Molecular mechanism and function of CD40/CD40L engagement in the immune system

Abstract

During the generation of a successful adaptive immune response, multiple molecular signals are required. A primary signal is the binding of cognate antigen to an antigen receptor expressed by T and B lymphocytes. Multiple secondary signals involve the engagement of costimulatory molecules expressed by T and B lymphocytes with their respective ligands. Because of its essential role in immunity, one of the best characterized of the costimulatory molecules is the receptor CD40. This receptor, a member of the tumor necrosis factor receptor family, is expressed by B cells, professional antigen-presenting cells, as well as non-immune cells and tumors. CD40 binds its ligand CD40L, which is transiently expressed on T cells and other non-immune cells under inflammatory conditions. A wide spectrum of molecular and cellular processes is regulated by CD40 engagement including the initiation and progression of cellular and humoral adaptive immunity. In this review, we describe the downstream signaling pathways initiated by CD40 and overview how CD40 engagement or antagonism modulates humoral and cellular immunity. Lastly, we discuss the role of CD40 as a target in harnessing anti-tumor immunity. This review underscores the essential role CD40 plays in adaptive immunity.

Fig. 1. CD40 signaling dependent and independent of tumor necrosis factor receptor-associated factor (TRAF) proteins

After CD40 activation, TRAFs 1, 2, 3, 5, and 6 are recruited to CD40 tail, driving different signaling pathways. Furthermore, Janus family kinase 3 can bind to the proximal cytoplasmic membrane of CD40. The signaling dependent or independent of TRAF protein regulates different cellular and immune processes.

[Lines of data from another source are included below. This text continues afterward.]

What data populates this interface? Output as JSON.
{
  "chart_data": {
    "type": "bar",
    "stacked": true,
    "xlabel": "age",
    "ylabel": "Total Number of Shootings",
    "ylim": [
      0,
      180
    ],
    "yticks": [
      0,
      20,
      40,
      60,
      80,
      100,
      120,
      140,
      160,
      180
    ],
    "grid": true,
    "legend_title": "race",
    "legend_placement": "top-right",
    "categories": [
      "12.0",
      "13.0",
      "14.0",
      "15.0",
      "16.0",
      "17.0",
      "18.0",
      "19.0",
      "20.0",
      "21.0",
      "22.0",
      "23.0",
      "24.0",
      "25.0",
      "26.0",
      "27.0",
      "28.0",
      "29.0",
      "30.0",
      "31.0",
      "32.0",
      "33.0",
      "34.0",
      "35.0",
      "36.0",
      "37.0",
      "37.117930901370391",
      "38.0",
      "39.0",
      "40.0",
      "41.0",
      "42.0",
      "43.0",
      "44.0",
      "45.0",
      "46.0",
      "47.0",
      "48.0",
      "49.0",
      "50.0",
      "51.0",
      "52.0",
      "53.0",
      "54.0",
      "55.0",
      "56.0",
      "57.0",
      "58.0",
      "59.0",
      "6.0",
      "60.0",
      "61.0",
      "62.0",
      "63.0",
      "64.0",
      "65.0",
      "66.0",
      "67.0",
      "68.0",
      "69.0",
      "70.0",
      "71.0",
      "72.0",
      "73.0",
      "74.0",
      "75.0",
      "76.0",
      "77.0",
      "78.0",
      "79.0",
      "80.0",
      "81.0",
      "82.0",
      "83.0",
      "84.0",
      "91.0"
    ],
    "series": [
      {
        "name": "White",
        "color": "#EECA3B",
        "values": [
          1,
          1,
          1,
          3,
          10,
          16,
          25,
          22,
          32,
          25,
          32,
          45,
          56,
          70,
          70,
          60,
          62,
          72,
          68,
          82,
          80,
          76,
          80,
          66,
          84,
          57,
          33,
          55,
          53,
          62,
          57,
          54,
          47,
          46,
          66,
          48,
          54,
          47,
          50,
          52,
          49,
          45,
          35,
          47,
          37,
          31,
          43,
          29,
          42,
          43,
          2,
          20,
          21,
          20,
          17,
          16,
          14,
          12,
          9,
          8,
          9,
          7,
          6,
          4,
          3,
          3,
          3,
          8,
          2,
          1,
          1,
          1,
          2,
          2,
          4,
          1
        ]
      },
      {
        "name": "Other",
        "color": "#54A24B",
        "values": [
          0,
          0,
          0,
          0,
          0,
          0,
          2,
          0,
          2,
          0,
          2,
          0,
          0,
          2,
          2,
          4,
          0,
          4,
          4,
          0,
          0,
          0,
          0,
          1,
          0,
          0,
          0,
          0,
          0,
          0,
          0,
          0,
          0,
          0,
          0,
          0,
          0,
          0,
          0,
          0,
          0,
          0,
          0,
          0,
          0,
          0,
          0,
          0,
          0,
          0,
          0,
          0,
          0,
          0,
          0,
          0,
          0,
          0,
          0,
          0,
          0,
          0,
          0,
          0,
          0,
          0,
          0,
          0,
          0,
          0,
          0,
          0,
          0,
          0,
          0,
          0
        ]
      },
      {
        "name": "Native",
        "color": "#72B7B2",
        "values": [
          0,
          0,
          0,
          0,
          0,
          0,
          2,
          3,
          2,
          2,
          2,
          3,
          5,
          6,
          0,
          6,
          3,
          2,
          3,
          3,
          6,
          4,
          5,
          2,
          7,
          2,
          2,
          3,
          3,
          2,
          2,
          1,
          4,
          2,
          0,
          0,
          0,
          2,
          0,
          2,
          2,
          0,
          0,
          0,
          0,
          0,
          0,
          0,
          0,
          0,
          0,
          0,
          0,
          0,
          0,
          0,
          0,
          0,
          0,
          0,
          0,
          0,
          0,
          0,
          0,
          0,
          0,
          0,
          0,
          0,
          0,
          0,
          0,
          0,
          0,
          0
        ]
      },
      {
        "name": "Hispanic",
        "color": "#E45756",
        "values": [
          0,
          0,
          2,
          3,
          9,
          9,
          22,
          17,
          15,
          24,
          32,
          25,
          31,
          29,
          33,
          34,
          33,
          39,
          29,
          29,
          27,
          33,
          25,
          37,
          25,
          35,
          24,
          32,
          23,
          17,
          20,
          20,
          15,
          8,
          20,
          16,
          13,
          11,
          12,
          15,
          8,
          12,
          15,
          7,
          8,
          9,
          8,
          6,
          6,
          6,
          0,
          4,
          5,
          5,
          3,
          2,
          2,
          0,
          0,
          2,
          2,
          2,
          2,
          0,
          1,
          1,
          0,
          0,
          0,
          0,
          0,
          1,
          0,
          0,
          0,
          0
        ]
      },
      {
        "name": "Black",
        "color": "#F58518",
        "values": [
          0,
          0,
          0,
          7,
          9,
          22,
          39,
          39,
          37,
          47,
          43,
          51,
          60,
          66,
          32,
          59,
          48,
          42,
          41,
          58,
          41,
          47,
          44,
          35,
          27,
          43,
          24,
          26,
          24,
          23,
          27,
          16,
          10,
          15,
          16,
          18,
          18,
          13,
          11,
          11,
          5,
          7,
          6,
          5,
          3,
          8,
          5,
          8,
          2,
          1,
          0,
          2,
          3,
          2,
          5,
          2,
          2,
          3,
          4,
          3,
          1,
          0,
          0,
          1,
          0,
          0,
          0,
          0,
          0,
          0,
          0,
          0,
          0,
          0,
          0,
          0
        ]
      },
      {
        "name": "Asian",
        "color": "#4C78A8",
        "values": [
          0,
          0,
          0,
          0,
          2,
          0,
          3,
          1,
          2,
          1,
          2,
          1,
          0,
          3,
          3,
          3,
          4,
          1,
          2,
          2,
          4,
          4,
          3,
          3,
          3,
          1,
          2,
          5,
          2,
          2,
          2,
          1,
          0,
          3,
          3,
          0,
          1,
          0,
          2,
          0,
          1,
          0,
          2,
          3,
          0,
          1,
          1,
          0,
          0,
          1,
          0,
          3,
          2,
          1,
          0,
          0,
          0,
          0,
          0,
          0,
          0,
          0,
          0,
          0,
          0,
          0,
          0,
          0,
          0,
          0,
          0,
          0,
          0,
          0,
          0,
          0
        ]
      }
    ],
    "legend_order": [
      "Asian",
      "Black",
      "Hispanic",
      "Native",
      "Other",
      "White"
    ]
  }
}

Fig. 2. Role of tumor necrosis factor receptor-associated factors (TRAFs) 2 and 3 in the inhibition of non-canonical nuclear factor κB (NFκB) pathway

Under non-stimulation, TRAF2 and TRAF3 form a complex with cellular inhibitor of apoptosis 1 and 2 (cIAP1 and cIAP2) and NFκB-inducing kinase (NIK). cIAP1/2 degrades NIK, ablating the non-canonical NFκB pathway (39, 40). After CD40/CD40L engagement, the complex is destabilized, permitting the release of NIK from the complex inducing the non-canonical NFκB signaling. Furthermore, it induced the recruitment of TRAF2 and TRAF3 to CD40 tail and the degradation of TRAF3 by cIAP1/2 proteins.